Actual duplication can be difficult to determine, the GAO report said.
“Although some programs fund similar types of services for similar populations, several factors contribute to the difficulty of determining whether these programs are duplicative—that is, whether they provide the same services to the same beneficiaries,” said the report from Wednesday said.
“[T]he programs are differently structured, with some administered at the federal level and some administered at the state level with local service delivery,” the report continues. “Second, the nature of eligibility requirements also differs among programs, even for similar subgroups of children, such as those from low- income families…. Third, for some programs, relevant programmatic information is sometimes not readily available. Finally, inadequate or missing data, as well as difficulties quantifying the benefits of some tax expenditures, can make it difficult to study the effectiveness of these expenditures.”
Of the 45 programs, just 12 have specific purposes, the GAO report states.
“Most of them obligated less than $500 million each in fiscal year 2012, while the largest program, Head Start, obligated approximately $8 billion in that year,” the GAO report states. “The remaining 33 programs identified in GAO’s 2012 report permit the use of funds for delivering or supporting early learning or child care services, but this is not their explicit purpose.”
The Departments of Agriculture, the Interior, Justice, Labor, Housing and Urban Development, the General Services Administration, and the Appalachian Regional Commission, are among other agencies involved in the 45 programs, the GAO report states.
The two largest programs are Head Start and the Child Care Development Fund. Head Start is primarily education, while the CCDF was more geared toward child care for working parents.
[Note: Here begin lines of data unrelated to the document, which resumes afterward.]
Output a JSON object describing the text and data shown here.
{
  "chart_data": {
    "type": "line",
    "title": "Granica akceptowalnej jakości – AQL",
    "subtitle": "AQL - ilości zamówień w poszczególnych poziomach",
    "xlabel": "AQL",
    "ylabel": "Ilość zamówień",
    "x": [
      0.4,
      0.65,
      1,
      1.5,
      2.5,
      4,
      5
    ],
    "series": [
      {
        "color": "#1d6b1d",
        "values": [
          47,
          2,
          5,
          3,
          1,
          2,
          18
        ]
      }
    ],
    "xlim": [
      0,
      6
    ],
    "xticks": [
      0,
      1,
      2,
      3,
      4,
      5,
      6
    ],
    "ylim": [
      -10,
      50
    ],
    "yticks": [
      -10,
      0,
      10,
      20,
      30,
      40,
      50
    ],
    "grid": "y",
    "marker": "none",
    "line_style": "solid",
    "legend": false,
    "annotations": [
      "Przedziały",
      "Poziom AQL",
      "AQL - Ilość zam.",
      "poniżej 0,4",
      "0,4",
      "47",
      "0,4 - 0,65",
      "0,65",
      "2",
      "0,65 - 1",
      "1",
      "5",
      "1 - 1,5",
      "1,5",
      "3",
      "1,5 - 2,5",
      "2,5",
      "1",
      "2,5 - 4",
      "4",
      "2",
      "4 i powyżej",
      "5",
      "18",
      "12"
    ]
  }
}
However, those lines have blurred.
“Historically, early learning and child care programs existed separately with separate goals: early learning programs focused on preparing young children for school; in contrast, child care programs subsidized the cost of child care for low- income parents of infants, toddlers, and young children who were working or engaged in work-related activities,” the GAO report said. “Over time, the distinction between these two types of programs has blurred as policymakers seek to make educationally enriching care available to more young children.”